Pelipur lara yang amt tinggi, hanyalah pada suar yang dihasilkan , namun sayangnya terbatas hanya bagi bioskop yang memiliki teknologi pendukungnya. Apabila tidak mempunyai, maka penekanan pada suara menjadi berkurang dan tidak mendapatkan hasil yang diharapkan.
Kesimpulan , ada beberapa hal yang menjadi perhatian sehabis film Gundala selesai ditonton, yaitu:
- Adegan perkelahian dan kekerasan yang ditampilkan cenderung halus dan banyak memuat simbol yang hanya dapat difahami oleh penonton yang juga telah mengikuti dan memahami alur cerita Gundala versi komik karya Hasmi
- Tampilan warna dalam film , diibaratkan mewakili dunia yang rapuh, kelam dengan penekanan alasan perlunya diperlukan patriot di lini masa waktu yang diseting oleh Bumi Langit . Namun entah mengapa, kurang begitu menggigit dan memberikan efek yang diharapkan.
- Suara yang dihasilkan amat bagus, disesuaikan dengan beberapa bioskop yang memiliki teknologi dolby atmos.
- Gundala , sebagai film pembuka cukup memberikan banyak teaser , akan munculnya para tokoh – tokoh dari Bumi Langit Universe.
Adapun kehadiran film-film selanjutnya yang membahas mengenai Bumi Langit Universe selanjutnya, selain didukung oleh aktor dan aktris yang memerankannya, tentunya diharapkan lebih baik lagi dari film Gundala sebagai pembuka jalan.

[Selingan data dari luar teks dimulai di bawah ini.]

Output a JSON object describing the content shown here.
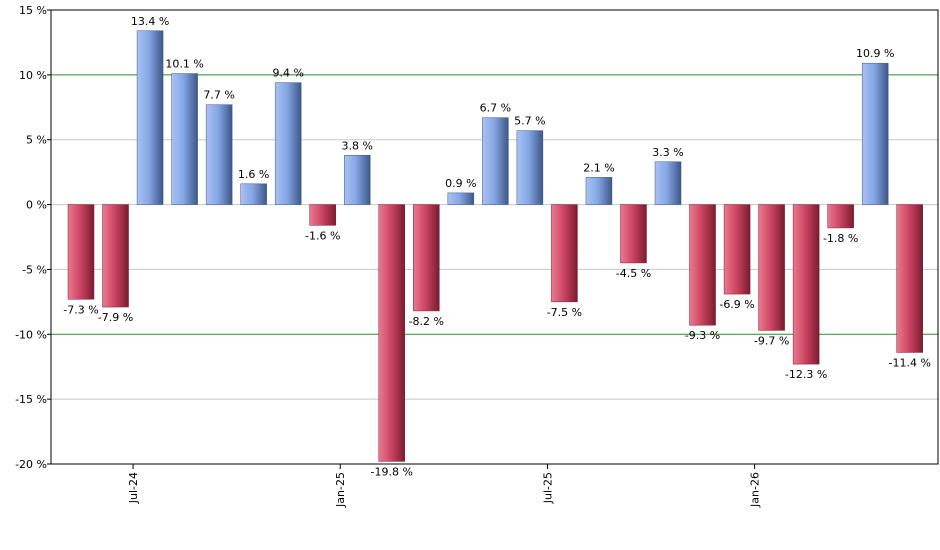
{
  "chart_data": {
    "type": "bar",
    "yaxis": {
      "min": -20,
      "max": 15,
      "ticks": [
        15,
        10,
        5,
        0,
        -5,
        -10,
        -15,
        -20
      ],
      "tick_labels": [
        "15 %",
        "10 %",
        "5 %",
        "0 %",
        "-5 %",
        "-10 %",
        "-15 %",
        "-20 %"
      ]
    },
    "grid": true,
    "reference_lines": [
      10,
      -10
    ],
    "values": [
      -7.3,
      -7.9,
      13.4,
      10.1,
      7.7,
      1.6,
      9.4,
      -1.6,
      3.8,
      -19.8,
      -8.2,
      0.9,
      6.7,
      5.7,
      -7.5,
      2.1,
      -4.5,
      3.3,
      -9.3,
      -6.9,
      -9.7,
      -12.3,
      -1.8,
      10.9,
      -11.4
    ],
    "value_labels": [
      "-7.3 %",
      "-7.9 %",
      "13.4 %",
      "10.1 %",
      "7.7 %",
      "1.6 %",
      "9.4 %",
      "-1.6 %",
      "3.8 %",
      "-19.8 %",
      "-8.2 %",
      "0.9 %",
      "6.7 %",
      "5.7 %",
      "-7.5 %",
      "2.1 %",
      "-4.5 %",
      "3.3 %",
      "-9.3 %",
      "-6.9 %",
      "-9.7 %",
      "-12.3 %",
      "-1.8 %",
      "10.9 %",
      "-11.4 %"
    ],
    "x_tick_labels": [
      {
        "label": "Jul-24",
        "bar_index": 2
      },
      {
        "label": "Jan-25",
        "bar_index": 8
      },
      {
        "label": "Jul-25",
        "bar_index": 14
      },
      {
        "label": "Jan-26",
        "bar_index": 20
      }
    ],
    "colors": {
      "positive": "#7f9fe0",
      "negative": "#c8405a",
      "grid": "#c8c8c8",
      "reference": "#2e8b2e"
    }
  }
}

Sebagai penutup, film Gundala sebagi pembuka sangat menarik di awal, namun setelah beberapa waktu menonton , antusias menjadi semakin meredup dan alur cerita hanya menarik dan semestinya hanya akan dapat difahami oleh penonton yang membaca pula komiknya atau mengetahui jalan ceritanya.
Kehadiran tokoh-tokoh super hero Indonesia dalam beragam lini waktu ini, sangatlah perlu dukungan dari segala lapisan masyarakat, namun diharapkan tetap pada jati diri , menonjolkan budaya lokal Indonesia , tanpa terpengaruh dampak internasional tokoh-tokoh super hero dari negara di luar Indonesia.